‘Pro-abortionists’ are aggressive, deluded and lacking in empathy
PUBLISHED21/09/2016 | 02:30
I won’t be joining the #repealthe8th-ers at the pro-choice march in Dublin on Saturday because I’d feel like a phony. I’m not a card-carrying, jumper-wearing member of the ‘pro-abortion’ lobby and I’m finding myself less so as each day passes.
Exaggeration has also been rampant in recent weeks. The earth-shattering story where a counsellor in a Dublin clinic warned an undercover reporter that she could get breast cancer from having an abortion made headlines. An organisation with direct links to a Catholic anti-abortion group, which is unregulated by Irish law, saying abortions could be dangerous – well I never. An online newspaper called the street where the clinic is housed a ‘street of shame’. An entire street, no less.
Liberals and group-thinkers are losing their collective minds. I think a lot of it is due to the fact that many of the repealers weren’t around during the last referendum in 1983, otherwise they would have been afflicted with chronic taedium vitae brought on by ‘I can’t believe we’re still talking about abortions 33 years later’ syndrome.
If a woman has an abortion and regrets it in 20 years’ time, where will the pro-choicers be? I don’t understand how a bunch of strangers, who know nothing about someone’s personal situation, have the right to manipulate on either side. Women who have abortions because of sexual abuse, foetal abnormality or other health concerns should never have to travel abroad. Women who don’t have the financial means should never have to have a backstreet abortion.

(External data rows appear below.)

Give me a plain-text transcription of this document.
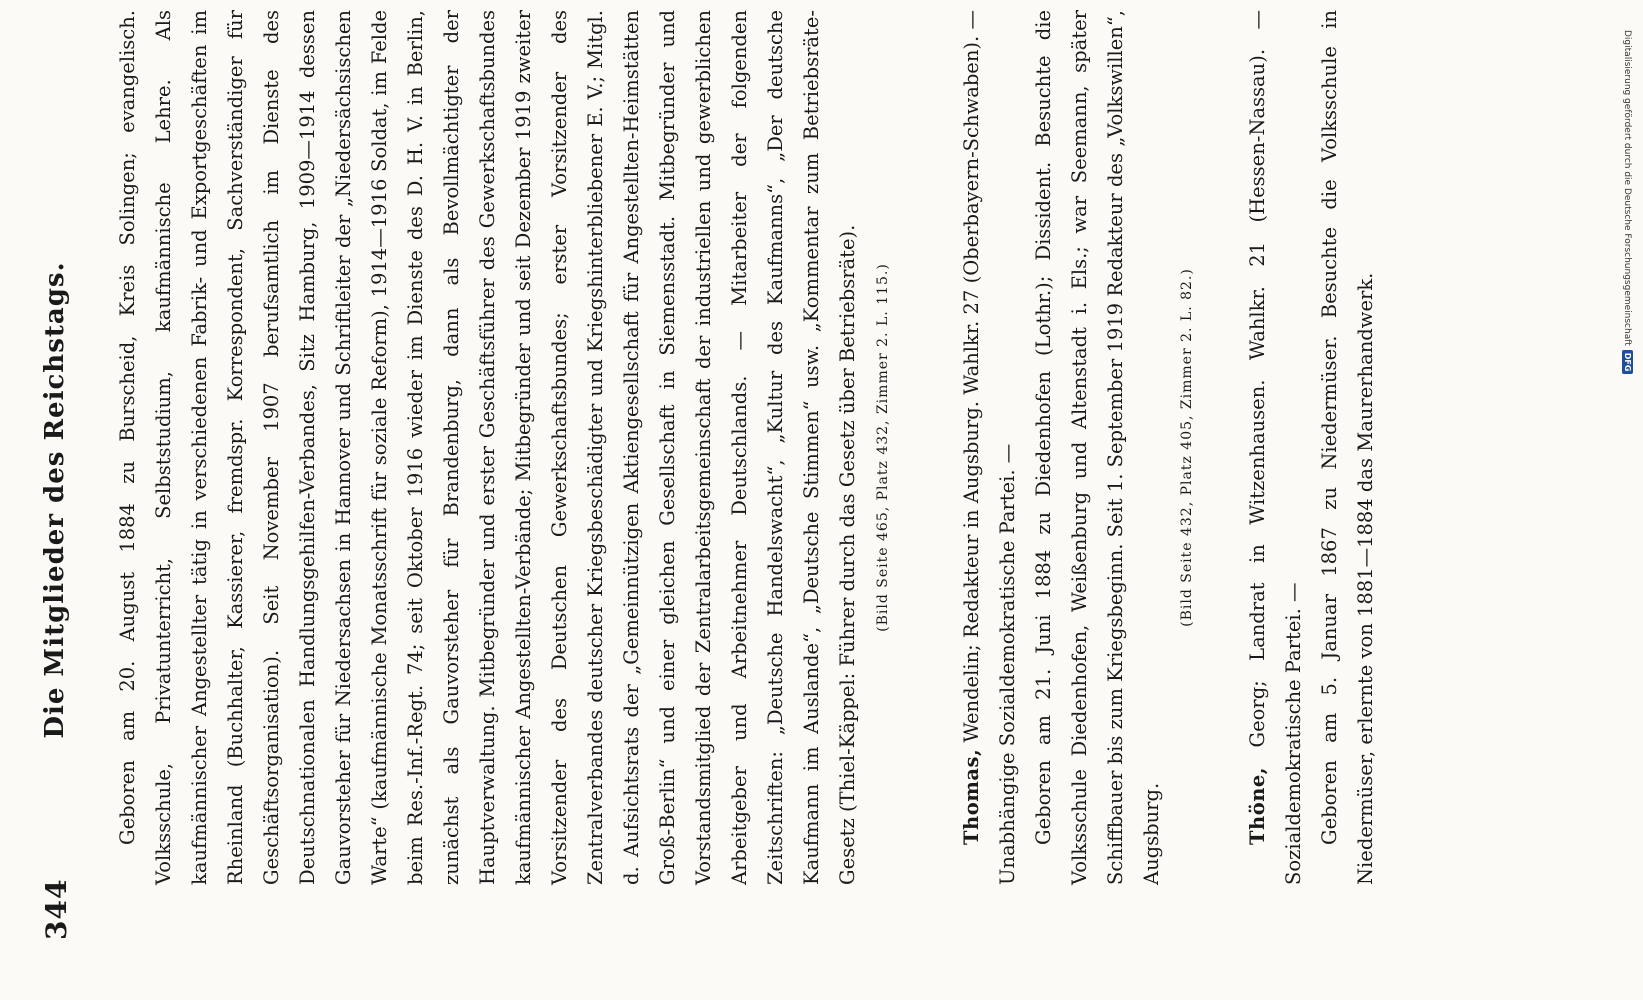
344
Die Mitglieder des Reichstags.	Geboren am 20. August 1884 zu Burscheid, Kreis Solingen; evangelisch. Volksschule, Privatunterricht, Selbststudium, kaufmännische Lehre. Als kaufmännischer Angestellter tätig in verschiedenen Fabrik- und Exportgeschäften im Rheinland (Buchhalter, Kassierer, fremdspr. Korrespondent, Sachverständiger für Geschäftsorganisation). Seit November 1907 berufsamtlich im Dienste des Deutschnationalen Handlungsgehilfen-Verbandes, Sitz Hamburg, 1909—1914 dessen Gauvorsteher für Niedersachsen in Hannover und Schriftleiter der „Niedersächsischen Warte“ (kaufmännische Monatsschrift für soziale Reform), 1914—1916 Soldat, im Felde beim Res.-Inf.-Regt. 74; seit Oktober 1916 wieder im Dienste des D. H. V. in Berlin, zunächst als Gauvorsteher für Brandenburg, dann als Bevollmächtigter der Hauptverwaltung. Mitbegründer und erster Geschäftsführer des Gewerkschaftsbundes kaufmännischer Angestellten-Verbände; Mitbegründer und seit Dezember 1919 zweiter Vorsitzender des Deutschen Gewerkschaftsbundes; erster Vorsitzender des Zentralverbandes deutscher Kriegsbeschädigter und Kriegshinterbliebener E. V.; Mitgl. d. Aufsichtsrats der „Gemeinnützigen Aktiengesellschaft für Angestellten-Heimstätten Groß-Berlin“ und einer gleichen Gesellschaft in Siemensstadt. Mitbegründer und Vorstandsmitglied der Zentralarbeitsgemeinschaft der industriellen und gewerblichen Arbeitgeber und Arbeitnehmer Deutschlands. — Mitarbeiter der folgenden Zeitschriften: „Deutsche Handelswacht“, „Kultur des Kaufmanns“, „Der deutsche Kaufmann im Auslande“, „Deutsche Stimmen“ usw. „Kommentar zum Betriebsräte-Gesetz (Thiel-Käppel: Führer durch das Gesetz über Betriebsräte).	(Bild Seite 465, Platz 432, Zimmer 2. L. 115.)

Thomas, Wendelin; Redakteur in Augsburg. Wahlkr. 27 (Oberbayern-Schwaben). — Unabhängige Sozialdemokratische Partei. — Geboren am 21. Juni 1884 zu Diedenhofen (Lothr.); Dissident. Besuchte die Volksschule Diedenhofen, Weißenburg und Altenstadt i. Els.; war Seemann, später Schiffbauer bis zum Kriegsbeginn. Seit 1. September 1919 Redakteur des „Volkswillen“, Augsburg.

(Bild Seite 432, Platz 405, Zimmer 2. L. 82.)

Thöne, Georg; Landrat in Witzenhausen. Wahlkr. 21 (Hessen-Nassau). — Sozialdemokratische Partei. — Geboren am 5. Januar 1867 zu Niedermüser. Besuchte die Volksschule in Niedermüser, erlernte von 1881—1884 das Maurerhandwerk.

Digitalisierung gefördert durch die Deutsche ForschungsgemeinschaftDFG
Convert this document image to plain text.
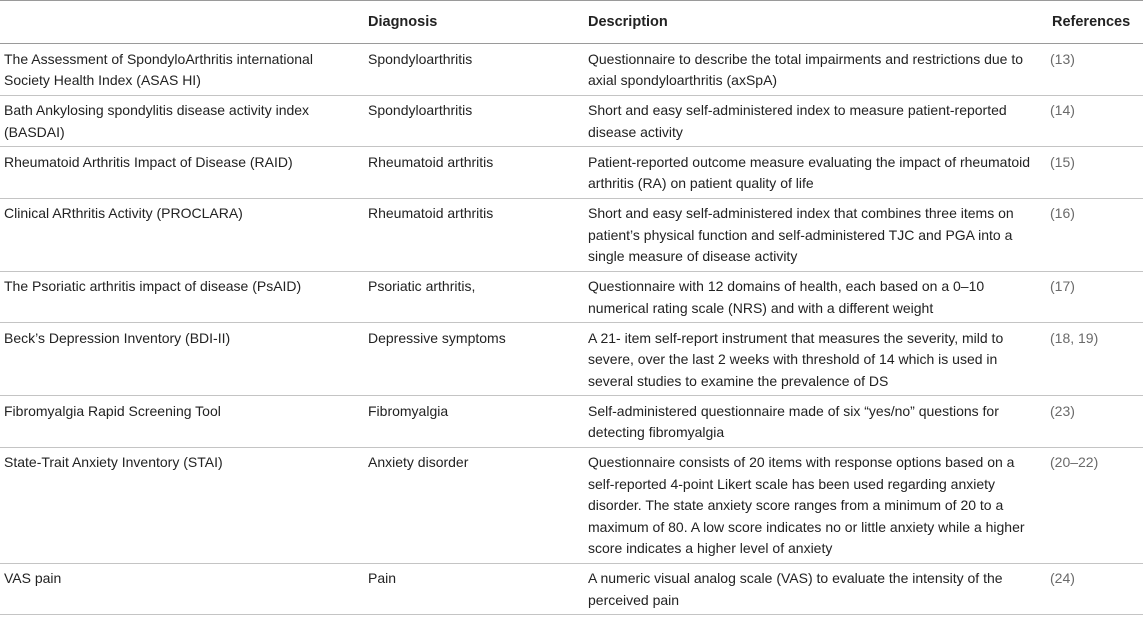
	Diagnosis	Description	References
The Assessment of SpondyloArthritis international Society Health Index (ASAS HI)	Spondyloarthritis	Questionnaire to describe the total impairments and restrictions due to axial spondyloarthritis (axSpA)	(13)
Bath Ankylosing spondylitis disease activity index (BASDAI)	Spondyloarthritis	Short and easy self-administered index to measure patient-reported disease activity	(14)
Rheumatoid Arthritis Impact of Disease (RAID)	Rheumatoid arthritis	Patient-reported outcome measure evaluating the impact of rheumatoid arthritis (RA) on patient quality of life	(15)
Clinical ARthritis Activity (PROCLARA)	Rheumatoid arthritis	Short and easy self-administered index that combines three items on patient’s physical function and self-administered TJC and PGA into a single measure of disease activity	(16)
The Psoriatic arthritis impact of disease (PsAID)	Psoriatic arthritis,	Questionnaire with 12 domains of health, each based on a 0–10 numerical rating scale (NRS) and with a different weight	(17)
Beck’s Depression Inventory (BDI-II)	Depressive symptoms	A 21- item self-report instrument that measures the severity, mild to severe, over the last 2 weeks with threshold of 14 which is used in several studies to examine the prevalence of DS	(18, 19)
Fibromyalgia Rapid Screening Tool	Fibromyalgia	Self-administered questionnaire made of six “yes/no” questions for detecting fibromyalgia	(23)
State-Trait Anxiety Inventory (STAI)	Anxiety disorder	Questionnaire consists of 20 items with response options based on a self-reported 4-point Likert scale has been used regarding anxiety disorder. The state anxiety score ranges from a minimum of 20 to a maximum of 80. A low score indicates no or little anxiety while a higher score indicates a higher level of anxiety	(20–22)
VAS pain	Pain	A numeric visual analog scale (VAS) to evaluate the intensity of the perceived pain	(24)
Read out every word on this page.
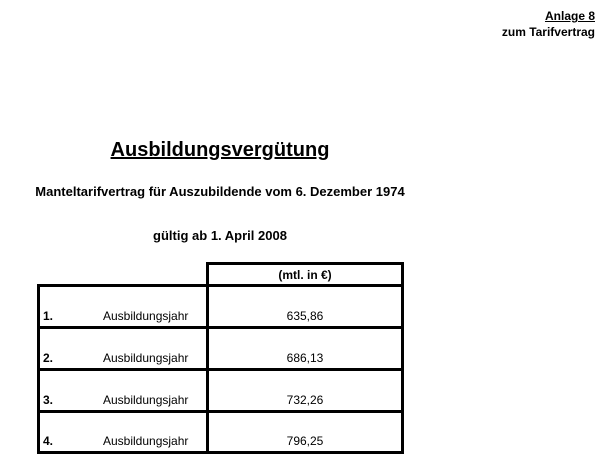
Anlage 8
zum Tarifvertrag
Ausbildungsvergütung
Manteltarifvertrag für Auszubildende vom 6. Dezember 1974
gültig ab 1. April 2008
(mtl. in €)
1.	Ausbildungsjahr	635,86
2.	Ausbildungsjahr	686,13
3.	Ausbildungsjahr	732,26
4.	Ausbildungsjahr	796,25
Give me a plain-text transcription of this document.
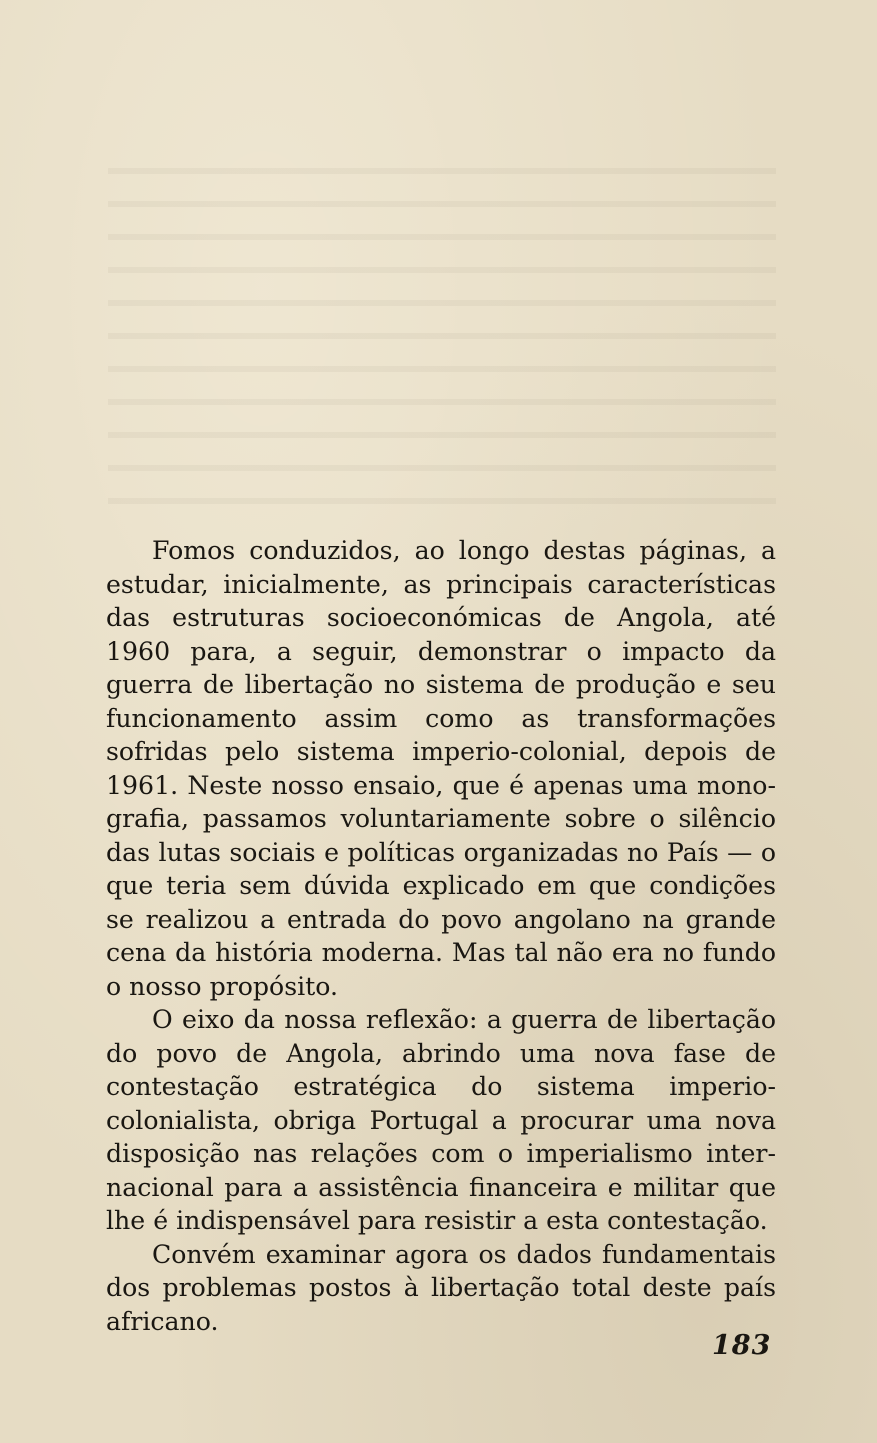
Fomos conduzidos, ao longo destas páginas, a estudar, inicialmente, as principais características das estruturas socioeconómicas de Angola, até 1960 para, a seguir, demonstrar o impacto da guerra de libertação no sistema de produção e seu funcionamento assim como as transformações sofridas pelo sistema imperio-colonial, depois de 1961. Neste nosso ensaio, que é apenas uma monografia, passamos voluntariamente sobre o silêncio das lutas sociais e políticas organizadas no País — o que teria sem dúvida explicado em que condições se realizou a entrada do povo angolano na grande cena da história moderna. Mas tal não era no fundo o nosso propósito.

O eixo da nossa reflexão: a guerra de libertação do povo de Angola, abrindo uma nova fase de contestação estratégica do sistema imperio-colonialista, obriga Portugal a procurar uma nova disposição nas relações com o imperialismo internacional para a assistência financeira e militar que lhe é indispensável para resistir a esta contestação.

Convém examinar agora os dados fundamentais dos problemas postos à libertação total deste país africano.

183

I’m neither Catholic, nor anti-abortion, but I find it strange that pro-abortionists – that’s what I call them because ‘choice’ doesn’t seem to be on their agenda – can get behind the ending of a human life with such fervour. I had my head bitten off recently when I said I felt sorry for the baby that was aborted into a bin in Northern Ireland.
One journalist recently wrote: “I had an abortion. It’s normal.” I don’t think it should be sold as thus. What if, say, you’re 28, about to travel around the world with a friend, and you get pregnant after a one-night stand. Your friends and society will tell you it’s OK to have an abortion. It is all about your rights after all. Then 10 years later, your friends all have kids and you don’t. Do they care that they talked you into it all those years ago? Probably not.
I fear that more people will have abortions as a result of a possible ‘yes’ vote and as I am no longer in my 20s, I am better poised to comment on the negative effects of them. When you’re 23, you know everything and think you’ll be young forever. By 40, all that changes. At that stage, a large percentage of people hope and pray they’ll have a baby, rather than get rid of one. Not everyone obviously, but more than would admit it publicly.
Rather than all shout at once, why not examine the fact that more than 100,000 women had abortions between 1994 and 2014 even though clearly pregnancy is the last thing they wanted. Is it down to lack of education, financial means, alcohol?
Unprotected sex, possibly with strangers, means people are putting themselves at risk. According to figures from the Health Protection Surveillance Centre, there have been around 7,000 STI cases so far this year, a 13.8pc increase on last year, and 326 cases of HIV, 71 more than last year. Syphilis, which was reduced to negligible levels in the 80s and 90s, is now beginning to re-appear. Having abortions accessible in Ireland won’t necessarily change those statistics, it may even increase them. In 2014, 5.2pc of pregnancies in Ireland ended in abortion, while in Spain it was 18pc, and 21pc in England, where abortions are legal.
Young women and men need to be educated properly at school and college, starting with properly taught biology class and access to free condoms, which could be available through sponsored initiatives.
Once a woman is pregnant, she is unwillingly thrust into a situation where fear prevails. No doubt the idea of becoming a single parent is awful for many women. Not only do they get an allowance of just €30 more per week on top of €188 social welfare, but the housing crisis, créche fees and possible problems in the parental home are all good reasons to put them off. But being a single parent is not always as bad as people fear and once the baby arrives, it can be wonderful.
By their very nature, abortions require quick decision-making and it’s important for mothers and fathers, who count too by the way, to have as much information as possible should the situation arise.
I also think people who feel empathy towards an aborted foetus, or a baby as I like to call it, should not be ridiculed for exercising free speech. If someone doesn’t get why people have abortions, deal with it.
We were once, unless I am very much mistaken, foetuses after all.